Governor Brown reverses decision to parole Santa Rosa killer

Gov. Jerry Brown has reversed a state parole board decision to release Santa Rosa killer Roger Lee Hill from prison.

The governor concluded that 33 years after Hill sneaked into a westside mobile home before dawn, frightened a woman and took a knife to her husband when he came to her aid, the inmate remains a threat to the public.

"It is apparent that Mr. Hill underestimates his propensity for reacting to situations with extreme rage," Brown wrote in his June 7 reversal of the Board of Parole Hearings decision to grant Hill parole.

Brown found that the Santa Rosa native has not adequately confronted the extreme violence he exhibited in the killing of Ralph Currier, who was stabbed 17 times, and in an earlier assault on a woman whom he beat in her car at Guerneville Road and Highway 116.

"Until he has sufficiently explored and worked through all this, I am concerned he will act out violently again if he encounters a stressful situation," the governor wrote.

Hill was a 23-year-old thief well known to Sonoma County law enforcement officers when he slipped into the residence of glass installer Currier, 47, and his wife, Gail, early the morning of Nov. 23, 1980.

Gail Currier arose, saw Hill in the living room and screamed. When her husband rushed out from the bedroom, Hill pulled a knife and stabbed him in the abdomen and back until he collapsed.

Arrested following a tip to authorities, Hill was convicted in a Sonoma County court of first-degree murder and sentenced to 26 years to life in prison. Now 56, he has spent most of the past three decades at the state prison in Vacaville.

The governor's decision to keep him there was welcome news to Gail Currier, who lives now in Orange County.

"I do not feel that he (Hill) is ready" to be back in society, said Currier, 73. Noting that her husband's killer has lived well more than half of his life in the controlled environment of the prison, she said, "What happens if somebody pushes his wrong button?"

The governor's decision also was hailed Monday by Sonoma County District Attorney Jill Ravitch. Her prosecutors appeared consistently at Hill's parole hearings and argued that he remains a violent threat.

"I am pleased to see that the governor reached the same opinion that I have," said Ravitch, who wrote to Brown on March 6 and urged him not to allow Hill's parole.

Had Hill been paroled, he intended to return to Santa Rosa to live with a sister.

Gail Currier said she feared that the governor would allow parole because of efforts by Sacramento to reduce the state's prison population. And Brown has shown a far greater propensity than previous governors to go along with parole board when it rules that a convicted killer is suitable for release.

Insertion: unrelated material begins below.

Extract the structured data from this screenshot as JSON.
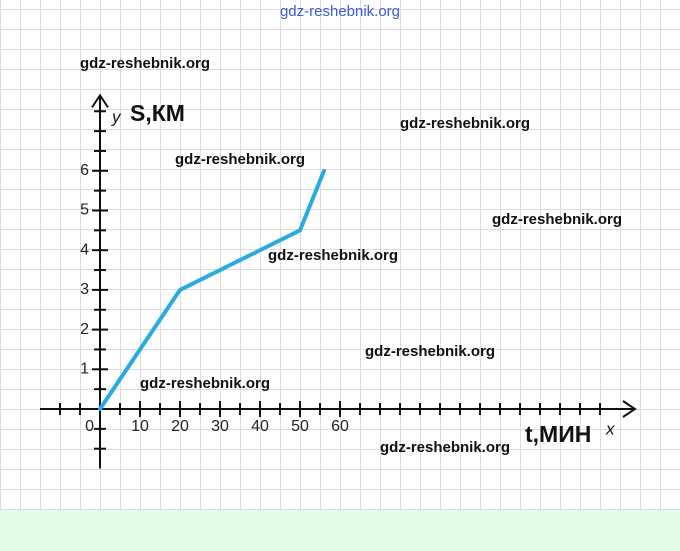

The Los Angeles Times reported in February that Brown signed off on parole for 377 lifers - concurring with the parole board 81 percent of the time.

In the Hill case, the governor found that the inmate has learned a trade - making optical lenses - and he has maintained a good behavior record and "participated in some self-help programming."

"I commend Mr. Hill for taking these positive steps," Brown wrote in his decision. "But they are outweighed by negative factors that demonstrate that he remains unsuitable for parole."

The decision overrules that of the parole board that considered Hill's eligibility for release after a two-person panel considered parole in January and rendered a split decision.

Previously, Hill came up for parole several times and each time was unanimously denied by two-person panels that acknowledged his efforts to improve himself but concluded he still posed a threat to the public.

The split decision went on Feb. 20 to the full board, which found - pending the governor's agreement - that Hill should be paroled.

Brown's reversal of that decision was cause for celebration by Gail Currier, who is partially disabled by a stroke but even so has traveled regularly from Orange County to the parole hearings at the prison in Vacaville.

Noting that in his appearances before parole panels Hill has blamed his criminal past in part on a troubled childhood, Ralph Currier's widow said Monday, "A lot of people's childhoods aren't Disneyland, but they don't stab somebody 17 times."